Затем, эта женщина была черной, а вся ее одежда, несмотря на стоящую на дворе солнечную осень, состояла из обширной набедренной повязки и такого же обширного лифчика, причем и то и другое было сделано из отменной парчи. Это несколько портило впечатление а-ля «дикарка из племени тумбо-юмбо», в остальном же оно оказывалось верным. Бусы на груди, ритуальные татуировки на щеках… кровожадность…
– Нгур – моя кормилица! – крикнул нам Йехар между звоном клинков.
– О-о… – отозвались на это мы, не зная, как реагировать конкретнее и не надо ли помочь.
– И мой учитель по мечному бою!
– А-а…
По крайней мере, это объясняло то, что мы видели. Глэрион и второй клинок ударялись друг о друга с пугающей частотой – и меч Нгур не плавился от пламени Глэриона. И все бы ничего – но противники перемещались с равной скоростью. Честное слово, видеть, как этакое черное «облако в штанах», то есть, пардон, в парчовой набедренной повязке с кровожадным визгом носится по кучам мусора в бою лицом к лицу со светлым странником – это…
– Я ее боюсь, – сообщила мне Бо придушенно из-за платка.
Если в аду захотели бы выдумать муку для Отелло – ему преподнесли бы вот этакую Дездемону. Обновленный и существенно усовершенствованный вариант.
Черная огромная фурия тем временем как-то извернулась и… вышибла из рук Йехара меч!
Веслав – и тот уронил челюсть, и сделал это совершенно безмолвно, в то время как я выдала пораженное: «Вах!» – наверное, от потрясения вспомнив о своих несуществующих южных корнях.
Странник не растерялся, увернулся от следующего удара, протянул руку – и Глэрион послушно лег в ладонь сам, а в следующую секунду уже Йехар вышиб клинок из рук своей кормилицы. Та довольно хмыкнула и полезла в мусорную кучу, чтобы вернуть оружие.
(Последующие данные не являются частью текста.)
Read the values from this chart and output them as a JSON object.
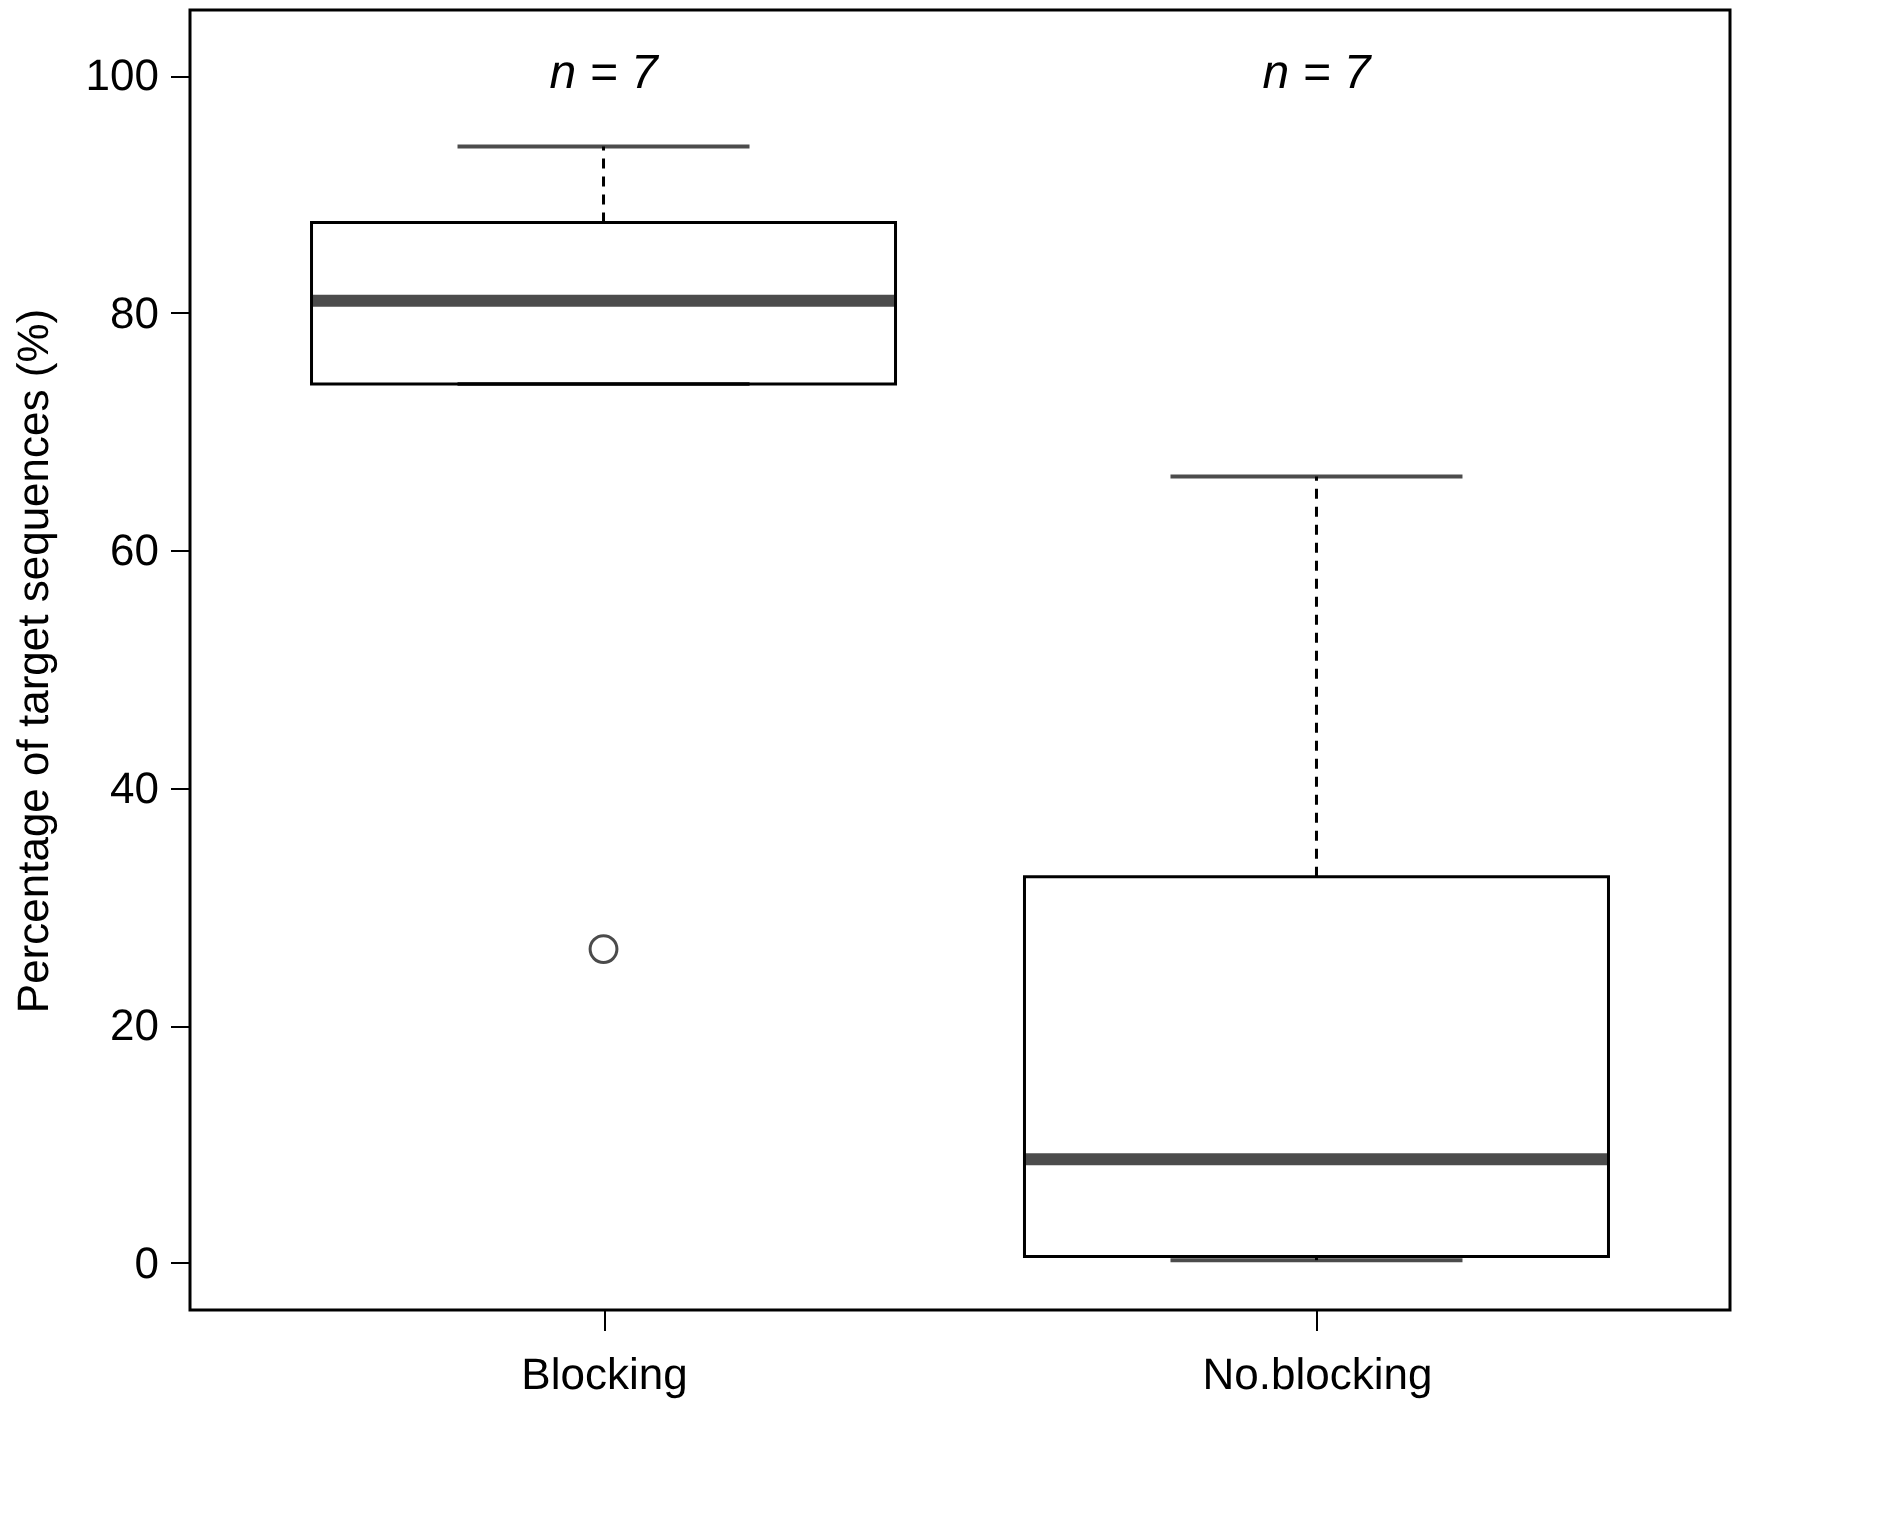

– Мой выкормыш и ученик нарушил нынче мой покой! – заметила она низким, почти мужским голосом и вылезла из кучи, сжимая меч обеими руками. Потом сгребла Йехара в объятия и крепко расцеловала, к ужасу Бо. – Дружина с ним! Пылает меч! О чем вести ты хочешь речь?
То, что она говорила стихами, мы уже приняли как само собой разумеющееся. В конце концов, мы в средневековом мире, а здесь стихи не слагают только алхимики. Потому что это им не положено по Кодексу.